Sql server 使用行号()查询的连续行上的DateDiff(),sql-server,Sql Server,根据这些数据: create table #test (zone int, [date] datetime, active bit) insert into #test select 1, '2015-05-26 09:34:19.657', 0 insert into #test select 2, '2015-05-27 10:34:24.870', 0 insert into #test select 3, '2015-05-28 11:34:24.937', 0 insert into

根据这些数据:

create table #test (zone int, [date] datetime, active bit)

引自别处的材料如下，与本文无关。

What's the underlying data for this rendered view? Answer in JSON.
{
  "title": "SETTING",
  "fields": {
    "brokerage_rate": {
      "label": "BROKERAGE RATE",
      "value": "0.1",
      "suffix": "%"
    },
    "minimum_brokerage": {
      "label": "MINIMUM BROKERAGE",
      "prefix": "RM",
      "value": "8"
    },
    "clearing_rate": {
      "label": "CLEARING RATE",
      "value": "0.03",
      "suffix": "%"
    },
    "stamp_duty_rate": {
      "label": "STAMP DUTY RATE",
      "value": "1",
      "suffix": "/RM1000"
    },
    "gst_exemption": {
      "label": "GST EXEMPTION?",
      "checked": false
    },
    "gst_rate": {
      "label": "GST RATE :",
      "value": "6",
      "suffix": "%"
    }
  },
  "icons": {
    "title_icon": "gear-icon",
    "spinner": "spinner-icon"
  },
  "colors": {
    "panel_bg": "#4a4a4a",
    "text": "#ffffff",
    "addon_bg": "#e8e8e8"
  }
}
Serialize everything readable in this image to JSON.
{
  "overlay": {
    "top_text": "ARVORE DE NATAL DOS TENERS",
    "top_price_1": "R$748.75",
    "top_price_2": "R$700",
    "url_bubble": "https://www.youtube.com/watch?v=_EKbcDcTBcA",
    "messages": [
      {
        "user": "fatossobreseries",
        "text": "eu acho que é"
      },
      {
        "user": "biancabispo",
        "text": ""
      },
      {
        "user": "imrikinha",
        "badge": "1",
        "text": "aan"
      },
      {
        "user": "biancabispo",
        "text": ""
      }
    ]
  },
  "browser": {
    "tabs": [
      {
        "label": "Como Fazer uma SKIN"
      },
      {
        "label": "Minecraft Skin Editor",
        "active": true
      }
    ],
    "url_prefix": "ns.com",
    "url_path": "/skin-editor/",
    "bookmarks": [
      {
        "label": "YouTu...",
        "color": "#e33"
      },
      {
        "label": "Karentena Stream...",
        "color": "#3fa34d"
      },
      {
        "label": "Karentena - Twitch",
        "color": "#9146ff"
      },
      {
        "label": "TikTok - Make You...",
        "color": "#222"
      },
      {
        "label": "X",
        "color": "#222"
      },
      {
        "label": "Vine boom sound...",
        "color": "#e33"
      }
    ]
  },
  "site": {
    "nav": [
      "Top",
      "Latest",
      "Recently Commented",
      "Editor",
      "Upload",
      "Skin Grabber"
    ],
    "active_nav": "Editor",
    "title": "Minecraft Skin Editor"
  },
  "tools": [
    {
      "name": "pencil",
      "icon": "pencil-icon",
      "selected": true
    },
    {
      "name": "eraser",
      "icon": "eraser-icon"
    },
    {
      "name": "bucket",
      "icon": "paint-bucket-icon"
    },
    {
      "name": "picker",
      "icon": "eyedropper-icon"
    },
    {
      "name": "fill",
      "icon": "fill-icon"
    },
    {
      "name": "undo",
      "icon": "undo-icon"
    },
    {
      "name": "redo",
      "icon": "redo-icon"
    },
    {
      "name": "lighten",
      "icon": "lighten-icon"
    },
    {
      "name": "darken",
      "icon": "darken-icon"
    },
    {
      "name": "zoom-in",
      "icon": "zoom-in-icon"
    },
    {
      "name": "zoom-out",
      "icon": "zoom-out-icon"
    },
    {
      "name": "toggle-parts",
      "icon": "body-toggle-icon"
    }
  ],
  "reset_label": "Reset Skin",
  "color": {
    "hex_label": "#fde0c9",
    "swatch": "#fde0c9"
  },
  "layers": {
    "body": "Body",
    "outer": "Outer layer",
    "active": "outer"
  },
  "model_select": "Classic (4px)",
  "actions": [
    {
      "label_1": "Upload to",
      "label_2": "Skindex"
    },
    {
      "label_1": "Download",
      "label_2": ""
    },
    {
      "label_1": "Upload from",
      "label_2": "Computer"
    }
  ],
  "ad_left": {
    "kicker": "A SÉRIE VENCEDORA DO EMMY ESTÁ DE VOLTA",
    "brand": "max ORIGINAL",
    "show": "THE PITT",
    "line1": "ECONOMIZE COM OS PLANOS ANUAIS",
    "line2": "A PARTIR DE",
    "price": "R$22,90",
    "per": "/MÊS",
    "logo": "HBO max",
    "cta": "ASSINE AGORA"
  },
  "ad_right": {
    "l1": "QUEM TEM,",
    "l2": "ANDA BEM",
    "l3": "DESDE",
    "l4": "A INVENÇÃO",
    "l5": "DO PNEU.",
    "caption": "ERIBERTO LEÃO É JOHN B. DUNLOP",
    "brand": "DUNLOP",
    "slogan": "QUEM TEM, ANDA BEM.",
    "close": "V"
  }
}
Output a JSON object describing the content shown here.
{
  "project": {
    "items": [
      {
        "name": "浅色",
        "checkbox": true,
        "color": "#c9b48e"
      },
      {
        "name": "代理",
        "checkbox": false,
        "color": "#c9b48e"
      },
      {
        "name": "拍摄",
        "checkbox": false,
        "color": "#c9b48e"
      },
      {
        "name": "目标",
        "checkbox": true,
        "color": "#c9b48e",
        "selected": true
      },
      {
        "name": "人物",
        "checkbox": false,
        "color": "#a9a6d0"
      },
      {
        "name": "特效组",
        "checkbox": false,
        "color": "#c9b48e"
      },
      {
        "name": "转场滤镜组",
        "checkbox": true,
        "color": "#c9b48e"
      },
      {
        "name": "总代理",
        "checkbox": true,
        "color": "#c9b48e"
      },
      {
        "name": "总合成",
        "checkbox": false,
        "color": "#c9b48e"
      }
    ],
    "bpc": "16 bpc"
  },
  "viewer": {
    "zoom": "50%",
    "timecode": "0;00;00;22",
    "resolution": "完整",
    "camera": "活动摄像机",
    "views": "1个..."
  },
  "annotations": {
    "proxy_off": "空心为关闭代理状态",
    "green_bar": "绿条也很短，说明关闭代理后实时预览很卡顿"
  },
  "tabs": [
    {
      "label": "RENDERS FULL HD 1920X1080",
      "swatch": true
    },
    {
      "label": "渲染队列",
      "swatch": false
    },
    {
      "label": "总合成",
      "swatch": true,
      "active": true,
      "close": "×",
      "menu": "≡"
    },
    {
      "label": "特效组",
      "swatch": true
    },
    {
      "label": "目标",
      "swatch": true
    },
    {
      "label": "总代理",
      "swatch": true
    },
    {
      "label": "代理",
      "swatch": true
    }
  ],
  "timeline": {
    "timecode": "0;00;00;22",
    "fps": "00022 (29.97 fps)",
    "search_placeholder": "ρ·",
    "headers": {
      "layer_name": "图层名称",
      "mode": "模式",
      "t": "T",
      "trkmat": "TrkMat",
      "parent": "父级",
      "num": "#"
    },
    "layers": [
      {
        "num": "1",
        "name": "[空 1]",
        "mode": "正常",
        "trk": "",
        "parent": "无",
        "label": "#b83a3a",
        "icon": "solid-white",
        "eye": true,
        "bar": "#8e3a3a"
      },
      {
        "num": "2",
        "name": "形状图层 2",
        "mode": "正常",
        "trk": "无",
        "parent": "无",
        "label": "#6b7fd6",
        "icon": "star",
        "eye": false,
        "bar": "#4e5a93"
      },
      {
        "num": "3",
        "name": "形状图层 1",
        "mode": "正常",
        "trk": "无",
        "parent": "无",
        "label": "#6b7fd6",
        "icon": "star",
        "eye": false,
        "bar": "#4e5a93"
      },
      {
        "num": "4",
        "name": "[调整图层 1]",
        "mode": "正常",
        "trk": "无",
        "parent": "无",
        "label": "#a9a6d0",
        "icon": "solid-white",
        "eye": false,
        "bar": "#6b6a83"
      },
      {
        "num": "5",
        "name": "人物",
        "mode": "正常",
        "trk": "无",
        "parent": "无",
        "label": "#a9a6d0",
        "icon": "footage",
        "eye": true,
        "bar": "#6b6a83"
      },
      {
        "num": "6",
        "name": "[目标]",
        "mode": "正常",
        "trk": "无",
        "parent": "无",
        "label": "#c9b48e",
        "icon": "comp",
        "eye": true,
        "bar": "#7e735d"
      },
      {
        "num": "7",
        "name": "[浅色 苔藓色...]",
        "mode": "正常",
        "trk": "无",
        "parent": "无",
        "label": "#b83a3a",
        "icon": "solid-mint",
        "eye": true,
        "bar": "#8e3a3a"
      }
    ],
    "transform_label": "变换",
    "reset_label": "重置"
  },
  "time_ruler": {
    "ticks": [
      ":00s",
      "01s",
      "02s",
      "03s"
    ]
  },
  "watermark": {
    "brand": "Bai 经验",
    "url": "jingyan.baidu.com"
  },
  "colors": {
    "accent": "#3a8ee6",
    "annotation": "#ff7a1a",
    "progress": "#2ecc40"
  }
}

insert into #test select 1, '2015-05-26 09:34:19.657', 0
insert into #test select 2, '2015-05-27 10:34:24.870', 0
insert into #test select 3, '2015-05-28 11:34:24.937', 0
insert into #test select 3, '2015-05-29 12:41:33.743', 1
insert into #test select 2, '2015-05-30 09:41:38.933', 1
insert into #test select 3, '2015-06-01 08:41:39.013', 0
insert into #test select 1, '2015-06-04 11:44:42.840', 1
insert into #test select 2, '2015-06-05 19:44:42.840', 0
insert into #test select 3, '2015-06-06 16:44:42.893', 1
insert into #test select 2, '2015-06-07 15:50:15.783', 1
insert into #test select 1, '2015-06-08 06:50:55.270', 0
是否可以通过以下查询获取连续行的日期之间的差异:

WITH marked AS (
  SELECT
    *,grp = ROW_NUMBER() OVER (PARTITION BY zone ORDER BY [date])
        - ROW_NUMBER() OVER (PARTITION BY zone, active ORDER BY [date])
  FROM #test with (nolock)
)
select zone, date_from = min([date]), date_to = max([date]), active
from marked
group by zone, active, grp
ORDER BY zone, min([date])
目的是了解区域关闭的时间(字段“活动”等于0)。每次状态更改时,每个记录都会写入数据库

提前感谢您。

您可以尝试以下方法:

;WITH cte AS(
    SELECT zone, date, active, ROW_NUMBER() OVER(PARTITION BY zone ORDER BY date) as rowNo
    FROM #test
)
SELECT cur.zone, cur.active as curStatus, prev.active as prevStatus, cur.date, prev.date, DATEDIFF(MINUTE,prev.date, cur.date) as diffInMinutes 
FROM cte as cur
INNER JOIN cte as prev
        ON cur.zone = prev.zone
        AND cur.rowNo-1 = prev.rowNo
假设您使用的是sql server 2012或更新版本,也可以使用
lead
功能。这还有一个额外的优点,即您可以为当前处于非活动状态的区域提供默认的当前时间。 铅的例子:

select *,  LEAD([date],1,GETDATE()) over (partition by zone order by [date]) nextdate from #test
同样,您可以在[Date]和lead Date上使用datediff一次性获得工期

将活动=0的持续时间结果相加,总持续时间(以分钟为单位)的组合结果如下:

select SUM(Duration) Duration, Zone from
(
   select *, DATEDIFF(minute, [date], LEAD([date],1,GETDATE()) over (partition by zone order by [date])) Duration from #test
) z
where active = 0
group by Zone
什么版本的SQL Server?由于他可以使用窗口功能,但不能使用
LAG
,我猜SQL Server 2008(R2)无法测试,因为我的SQL Server版本无法识别函数“Lead”。SQL Server 2012及更高版本支持该函数。